Several investigators have shown the risk factors for CINV. Female gender, age, no history of drinking, and history of hyperemesis gravidarum are common as risks that lead to a loss of control of CINV [1926]. Sekine et al. [21] showed in patients receiving HEC or MEC that female gender has high risk (OR 2.49) for failure in complete response (no vomiting and no rescue). It has also been reported that female patients are more likely to experience nausea and vomiting than male patients receiving HEC or MEC [22, 23]. On the other hand, Hesketh et al. [24] reported in patients receiving CDDP (≥70 mg/m2) that females are at high risk for the inability to complete response (OR 1.303) only when aprepitant is not included in the antiemetic medication. Younger age is also a risk for the loss of emetic control, but the cutoff age differs among studies, ranging from 40 to 65 years old [2023]. Tamura et al. [19] also reported that older age is a decreased risk for CINV. However, the cutoff value of age that influences the control of CINV is still unclear. In the present study, the cutoff value of age was estimated from the ROC curve method, in which the AUC was 0.658 for nausea (low accuracy prediction) and 0.721 for vomiting (moderate accuracy prediction). The cutoff age was 58.5 years old as determined by the Youden index or 61.5 years old by the distance method and was set at 60 years old. Interestingly, the cutoff age for vomiting predicted by Youden index and distance method (49.5 years old) was younger than that for nausea. As a consequence, age under 60 years old was a significant risk for nausea (OR 2.303; 95 % CI, 1.525–3.477, P < 0.001), whereas age under 50 years old was a significant risk for vomiting (OR 5.803; 95 % CI, 2.667–12.63, P < 0.001). In addition, female gender (OR 1.615; 1.022–2.552, P = 0.04 for nausea; OR 3.151; 1.213–8.183, P = 0.018 for vomiting) and HEC/MEC (OR 2.321; 1.489–3.617, P < 0.001 for nausea; OR 2.993; 1.245–7.195, P = 0.014 for vomiting) were also significant risks for nausea or vomiting, although A/C chemotherapy was a significant risk for nausea but not for vomiting (OR 4.955; 1.863–13.18, P = 0.001). Our present findings indicating the difference in the cutoff age between nausea and vomiting suggest that the differences in the cutoff age among studies may result from different indices of the control of CINV, including complete response, complete control, and complete protection from nausea or vomiting.

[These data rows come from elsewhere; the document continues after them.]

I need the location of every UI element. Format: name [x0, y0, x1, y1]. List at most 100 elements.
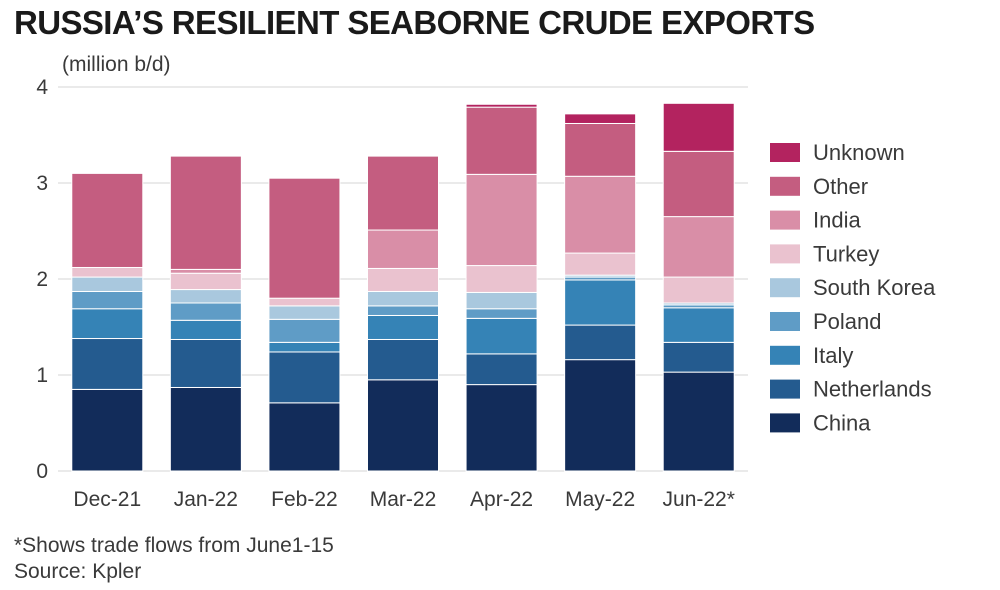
bar-segment: [564, 113, 637, 124]
legend-label: Unknown: [813, 140, 905, 165]
bar-segment: [662, 150, 735, 218]
bar-segment: [169, 268, 242, 274]
legend-swatch: [770, 143, 800, 162]
bar-segment: [268, 351, 341, 404]
chart-title: RUSSIA’S RESILIENT SEABORNE CRUDE EXPORT…: [14, 4, 815, 41]
bar-segment: [169, 155, 242, 270]
legend-item: China: [770, 410, 871, 435]
bar-segment: [367, 379, 439, 472]
bar-segment: [268, 177, 341, 299]
legend-label: Other: [813, 174, 868, 199]
bar-segment: [662, 102, 735, 152]
x-tick-label: Jun-22*: [663, 488, 735, 511]
bar-segment: [465, 106, 538, 175]
legend-swatch: [770, 176, 800, 196]
legend: Unknown Other India Turkey South Korea Poland…: [770, 140, 936, 435]
legend-swatch: [770, 413, 800, 433]
legend-label: China: [813, 410, 871, 435]
y-tick-label: 2: [36, 268, 48, 291]
bar-segment: [71, 276, 144, 292]
bar-stack: [71, 172, 144, 472]
bar-segment: [169, 386, 242, 472]
bar-segment: [465, 353, 538, 386]
bars: [71, 102, 735, 472]
y-axis-ticks: 0 1 2 3 4: [36, 76, 48, 483]
legend-label: Netherlands: [813, 377, 932, 402]
bar-segment: [169, 319, 242, 340]
bar-segment: [367, 290, 439, 307]
x-tick-label: Mar-22: [370, 488, 437, 511]
bar-stack: [268, 177, 341, 472]
legend-label: South Korea: [813, 275, 936, 300]
bar-segment: [367, 338, 439, 381]
legend-item: Poland: [770, 309, 882, 334]
legend-item: India: [770, 208, 861, 233]
bar-segment: [367, 267, 439, 292]
bar-segment: [465, 317, 538, 355]
bar-segment: [268, 297, 341, 307]
bar-segment: [268, 341, 341, 353]
bar-segment: [169, 272, 242, 291]
bar-segment: [268, 402, 341, 472]
y-tick-label: 3: [36, 172, 48, 195]
unit-label: (million b/d): [62, 53, 171, 76]
bar-segment: [564, 175, 637, 254]
bar-stack: [367, 155, 439, 472]
bar-stack: [662, 102, 735, 472]
bar-segment: [71, 290, 144, 310]
bar-segment: [465, 291, 538, 310]
bar-segment: [169, 289, 242, 304]
bar-segment: [662, 371, 735, 472]
bar-stack: [169, 155, 242, 472]
bar-segment: [564, 359, 637, 472]
legend-item: Other: [770, 174, 868, 199]
bar-segment: [465, 308, 538, 319]
legend-swatch: [770, 244, 800, 264]
source-note: Source: Kpler: [14, 560, 142, 583]
bar-segment: [169, 338, 242, 388]
legend-label: Poland: [813, 309, 882, 334]
legend-label: India: [813, 208, 861, 233]
bar-segment: [367, 229, 439, 269]
bar-segment: [71, 266, 144, 278]
legend-label: Turkey: [813, 241, 879, 266]
bar-segment: [465, 173, 538, 267]
x-tick-label: Apr-22: [470, 488, 533, 511]
bar-segment: [465, 384, 538, 472]
bar-segment: [564, 279, 637, 326]
x-axis-labels: Dec-21 Jan-22 Feb-22 Mar-22 Apr-22 May-22 Jun-…: [73, 488, 734, 511]
bar-segment: [564, 252, 637, 276]
bar-stack: [564, 113, 637, 472]
bar-segment: [465, 103, 538, 108]
bar-segment: [268, 318, 341, 343]
y-tick-label: 4: [36, 76, 48, 99]
bar-segment: [367, 314, 439, 340]
bar-segment: [662, 216, 735, 278]
x-tick-label: May-22: [565, 488, 635, 511]
legend-swatch: [770, 278, 800, 298]
bar-segment: [367, 305, 439, 316]
bar-segment: [465, 265, 538, 293]
legend-item: South Korea: [770, 275, 936, 300]
x-tick-label: Feb-22: [271, 488, 338, 511]
bar-segment: [367, 155, 439, 231]
x-tick-label: Jan-22: [174, 488, 238, 511]
bar-segment: [564, 122, 637, 177]
bar-segment: [564, 324, 637, 361]
legend-item: Netherlands: [770, 377, 932, 402]
x-tick-label: Dec-21: [73, 488, 141, 511]
bar-segment: [268, 305, 341, 320]
bar-segment: [71, 338, 144, 390]
bar-segment: [71, 308, 144, 340]
bar-segment: [662, 307, 735, 343]
legend-swatch: [770, 210, 800, 230]
bar-segment: [662, 276, 735, 304]
legend-label: Italy: [813, 343, 853, 368]
legend-item: Unknown: [770, 140, 905, 165]
legend-swatch: [770, 345, 800, 365]
bar-segment: [71, 388, 144, 472]
bar-segment: [71, 172, 144, 268]
bar-segment: [662, 341, 735, 373]
bar-segment: [169, 302, 242, 321]
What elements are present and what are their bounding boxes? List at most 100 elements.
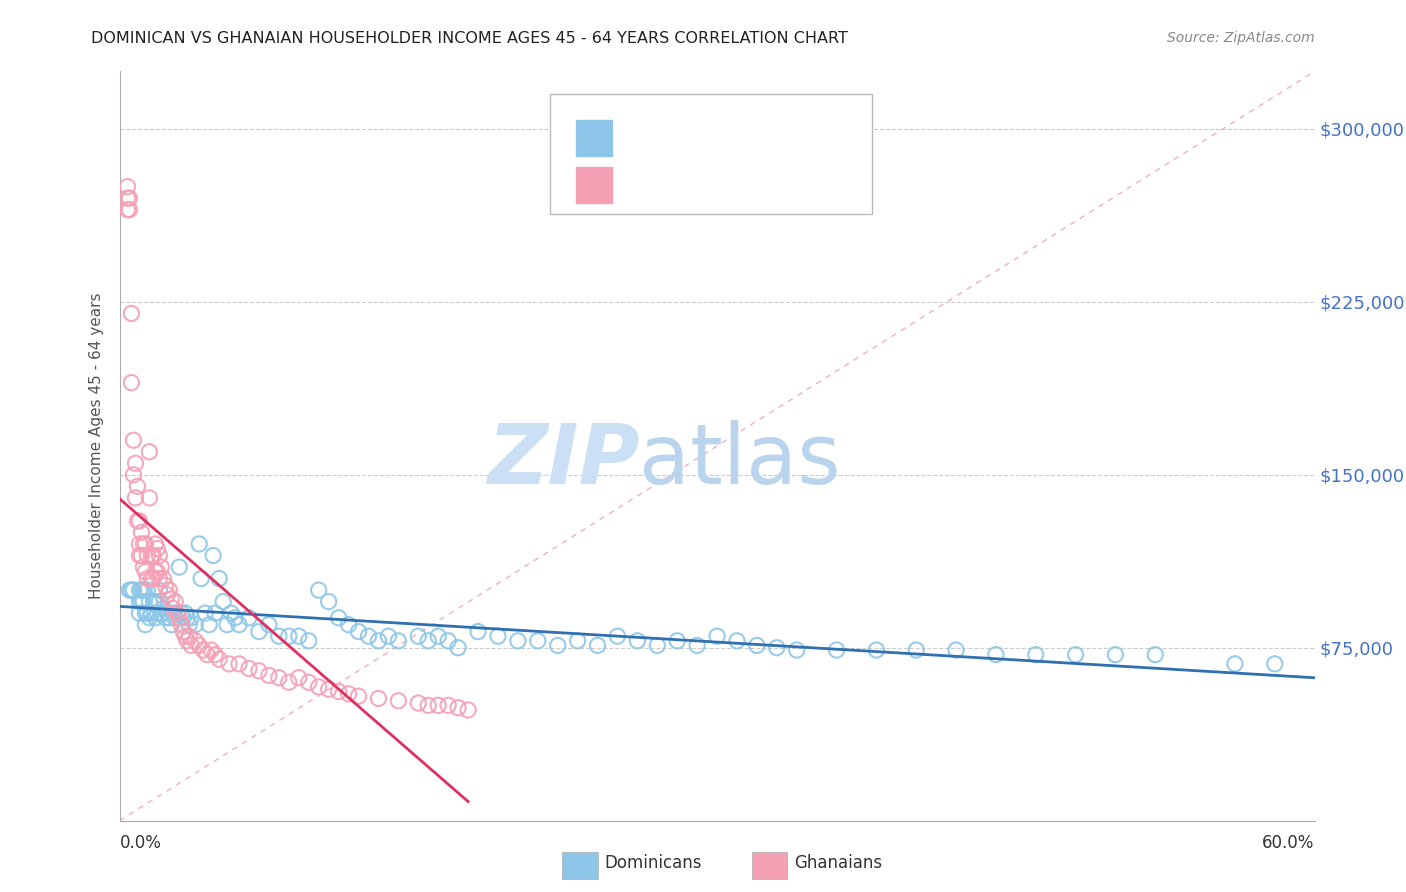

These findings, taken together, suggested that extensive antiemetic medication using other types of antiemetic drugs such as olanzapine in addition to the standard medication is required for prevention of chemotherapy-induced nausea in patients who possess risks for poor control of CINV, including being female, younger age, and A/C chemotherapy.

In the present study, no marked difference in the control of CINV among MEC except for cyclophosphamide-base regimens other than the A/C regimen, although there was a marked difference in the control of CINV among HEC, as mentioned earlier. The low rate of the control of CINV for cyclophosphamide-base regimens may be caused by the patient risks (female and young age) rather than the chemotherapy, because the cyclophosphamide-base regimens were used for the most part in breast cancer patients, whose average age was 48 years.

In conclusion, the control of CINV was investigated in 779 patients receiving 5511 cycles of chemotherapy regimens in our outpatient cancer chemotherapy clinic. In spite of the high rate of adherence to the antiemetic guideline, the control of nausea, but not vomiting, was poor in patients receiving HEC and MEC. A multivariate logistic regression analysis indicated that female gender, age under 60 years, HEC/MEC, and A/C chemotherapy were significant risks for overall nausea. Care should be taken to prevent chemotherapy-induced nausea in high-risk patients.